I have another unrelated question. Tomorrow, the Mavens of Mayhem (our Sisters in Crime chapter) will host our first, "annual" Murderous March afternoon event at a public library (East Greenbush). I think we know why writers attend such events even if they aren't on panels. I've been thinking about readers. What brings readers in, even when the weather outside has a hint of spring, and there are other competing events?  Thoughts?

Friday, September 23, 2016

Libraries and the World

I'm been reading the wonderful stories my colleagues shared about the libraries that played such important roles in their childhoods and development as writers. I've been debating whether I would share my early library memories. But I think they're worth sharing.

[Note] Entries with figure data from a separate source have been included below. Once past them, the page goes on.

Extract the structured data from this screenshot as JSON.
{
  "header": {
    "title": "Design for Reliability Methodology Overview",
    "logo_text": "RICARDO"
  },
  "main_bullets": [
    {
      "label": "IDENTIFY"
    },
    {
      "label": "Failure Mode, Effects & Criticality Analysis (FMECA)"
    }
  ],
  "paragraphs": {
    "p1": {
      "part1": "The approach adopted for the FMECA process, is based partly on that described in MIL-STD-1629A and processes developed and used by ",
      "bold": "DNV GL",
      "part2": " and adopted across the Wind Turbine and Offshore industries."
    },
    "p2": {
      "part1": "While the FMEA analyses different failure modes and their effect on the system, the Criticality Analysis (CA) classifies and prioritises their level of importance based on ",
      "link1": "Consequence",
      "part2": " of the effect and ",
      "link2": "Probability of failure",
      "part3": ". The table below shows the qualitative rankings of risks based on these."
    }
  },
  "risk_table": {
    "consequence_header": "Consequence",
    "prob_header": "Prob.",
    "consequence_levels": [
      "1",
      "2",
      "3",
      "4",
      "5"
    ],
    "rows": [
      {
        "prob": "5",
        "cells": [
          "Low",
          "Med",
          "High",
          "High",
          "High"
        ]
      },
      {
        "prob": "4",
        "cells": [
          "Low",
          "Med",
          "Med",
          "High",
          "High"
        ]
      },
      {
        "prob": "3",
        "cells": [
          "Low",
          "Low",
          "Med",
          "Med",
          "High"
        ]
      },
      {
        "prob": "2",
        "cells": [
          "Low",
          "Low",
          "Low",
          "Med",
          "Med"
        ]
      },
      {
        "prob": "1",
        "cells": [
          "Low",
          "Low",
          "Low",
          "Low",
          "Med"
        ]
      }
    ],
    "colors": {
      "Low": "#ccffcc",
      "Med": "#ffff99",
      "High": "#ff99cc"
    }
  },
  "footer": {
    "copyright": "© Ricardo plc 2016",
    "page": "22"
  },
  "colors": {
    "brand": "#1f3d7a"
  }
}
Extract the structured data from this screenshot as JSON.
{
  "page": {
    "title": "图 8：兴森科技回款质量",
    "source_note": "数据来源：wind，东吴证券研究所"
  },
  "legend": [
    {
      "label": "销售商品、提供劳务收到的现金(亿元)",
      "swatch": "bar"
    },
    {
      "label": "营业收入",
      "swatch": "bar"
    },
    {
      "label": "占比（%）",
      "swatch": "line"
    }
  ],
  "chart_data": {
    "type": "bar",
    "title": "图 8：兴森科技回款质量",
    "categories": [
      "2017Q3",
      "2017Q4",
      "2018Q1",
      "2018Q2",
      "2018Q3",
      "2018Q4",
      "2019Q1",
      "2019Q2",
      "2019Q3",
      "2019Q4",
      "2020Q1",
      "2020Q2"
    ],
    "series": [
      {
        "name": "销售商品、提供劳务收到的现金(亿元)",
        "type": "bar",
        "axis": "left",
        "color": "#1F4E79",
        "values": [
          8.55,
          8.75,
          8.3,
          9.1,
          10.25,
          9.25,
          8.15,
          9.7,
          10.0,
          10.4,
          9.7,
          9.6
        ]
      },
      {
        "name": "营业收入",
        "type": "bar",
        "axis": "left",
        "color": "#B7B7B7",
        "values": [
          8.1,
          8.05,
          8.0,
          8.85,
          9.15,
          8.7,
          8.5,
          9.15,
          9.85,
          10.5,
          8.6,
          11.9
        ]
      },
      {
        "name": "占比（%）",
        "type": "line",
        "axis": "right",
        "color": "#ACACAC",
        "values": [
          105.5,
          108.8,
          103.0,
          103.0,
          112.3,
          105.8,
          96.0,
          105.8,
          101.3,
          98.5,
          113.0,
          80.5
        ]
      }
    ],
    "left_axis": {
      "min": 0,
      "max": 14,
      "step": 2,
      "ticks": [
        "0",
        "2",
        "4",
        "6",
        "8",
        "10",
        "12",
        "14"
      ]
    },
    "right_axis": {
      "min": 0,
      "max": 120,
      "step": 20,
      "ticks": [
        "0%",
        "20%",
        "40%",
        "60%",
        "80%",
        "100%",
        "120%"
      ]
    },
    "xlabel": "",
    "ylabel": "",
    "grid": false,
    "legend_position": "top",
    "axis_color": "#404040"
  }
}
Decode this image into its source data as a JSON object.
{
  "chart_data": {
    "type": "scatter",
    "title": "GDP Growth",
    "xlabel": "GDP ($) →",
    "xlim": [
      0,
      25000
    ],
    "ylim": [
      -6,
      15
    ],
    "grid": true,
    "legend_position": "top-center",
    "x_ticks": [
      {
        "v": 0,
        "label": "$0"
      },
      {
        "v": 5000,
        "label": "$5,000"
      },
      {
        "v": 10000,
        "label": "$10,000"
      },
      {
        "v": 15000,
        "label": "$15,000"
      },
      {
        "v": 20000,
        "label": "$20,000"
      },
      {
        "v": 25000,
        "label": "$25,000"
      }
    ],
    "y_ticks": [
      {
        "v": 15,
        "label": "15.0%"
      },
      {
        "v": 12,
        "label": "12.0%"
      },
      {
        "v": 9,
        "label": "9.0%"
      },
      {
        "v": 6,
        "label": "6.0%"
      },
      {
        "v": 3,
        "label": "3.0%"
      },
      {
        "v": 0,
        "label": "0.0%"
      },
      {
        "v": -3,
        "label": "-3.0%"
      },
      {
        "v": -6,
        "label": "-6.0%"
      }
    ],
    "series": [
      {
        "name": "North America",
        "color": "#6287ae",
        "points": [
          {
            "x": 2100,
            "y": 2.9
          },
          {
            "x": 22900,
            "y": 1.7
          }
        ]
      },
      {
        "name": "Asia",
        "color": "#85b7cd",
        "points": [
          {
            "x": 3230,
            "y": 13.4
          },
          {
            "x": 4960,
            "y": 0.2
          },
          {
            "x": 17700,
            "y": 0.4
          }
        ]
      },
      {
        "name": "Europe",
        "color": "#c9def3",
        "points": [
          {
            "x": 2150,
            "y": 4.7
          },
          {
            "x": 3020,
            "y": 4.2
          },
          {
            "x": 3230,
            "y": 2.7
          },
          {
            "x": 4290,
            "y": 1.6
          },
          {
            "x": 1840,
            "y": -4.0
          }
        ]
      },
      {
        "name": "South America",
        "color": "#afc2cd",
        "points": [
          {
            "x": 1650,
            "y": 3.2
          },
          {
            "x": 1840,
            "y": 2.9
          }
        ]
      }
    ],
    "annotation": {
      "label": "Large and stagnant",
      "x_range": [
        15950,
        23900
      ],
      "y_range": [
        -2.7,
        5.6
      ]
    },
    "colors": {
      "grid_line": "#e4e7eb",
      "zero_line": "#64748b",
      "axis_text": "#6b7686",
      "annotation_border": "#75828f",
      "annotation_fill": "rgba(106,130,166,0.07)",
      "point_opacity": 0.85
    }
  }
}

I loved the public library in my hometown, Danville, Virginia. When I was a child and teenager, the library was housed in the Sutherlin Mansion on Main Street. That section of the street was known as "Millionaires' Row" and is now in the Historic Register. The Sutherlin Mansion was unique in the role it had played in American Civil War history. During his retreat from Richmond, Jefferson Davis stayed there. Danville is known as "the last capitol of the Confederacy." Today, the Sutherlin Mansion is the home of the Danville Museum of Fine Arts and History.The public library moved to a modern building up the hill from the courthouse.

I don't remember the first time I went to the old library in the Sutherlin Mansion. This is rather odd because during the Civil Rights movement, integration of the library became an issue. But I was young enough during that era not to be able to drive myself into town. We lived about five miles outside the city limits, in what was then called "country" (before the city expanded outward when the mall was built). There was no way for children to get into town unless adults took them. So I missed much of the discussion about the public library. I got my books from the school library.

I don't remember when I went to the public library and got my card. I do remember being a teenager and browsing through all of the books in the adult section. I remember discovering books that I loved. I checked The Day Must Dawn by Agnes Sligh Turnbull out every few months. And then there was Mary Stewart's My Brother Michael. And all the books with titles that intrigued about subjects that seemed fascinating. I love nonfiction as much as fiction.

What I remember about visiting the library was that the librarians sometimes looked at what I was checking out and offered smiling observations. What I remember is that they seemed pleased that I was leaving with my arms full of books.

What I remember is that a library that was of the time and place in which it existed became one of my "good places" where I could go and discover other worlds.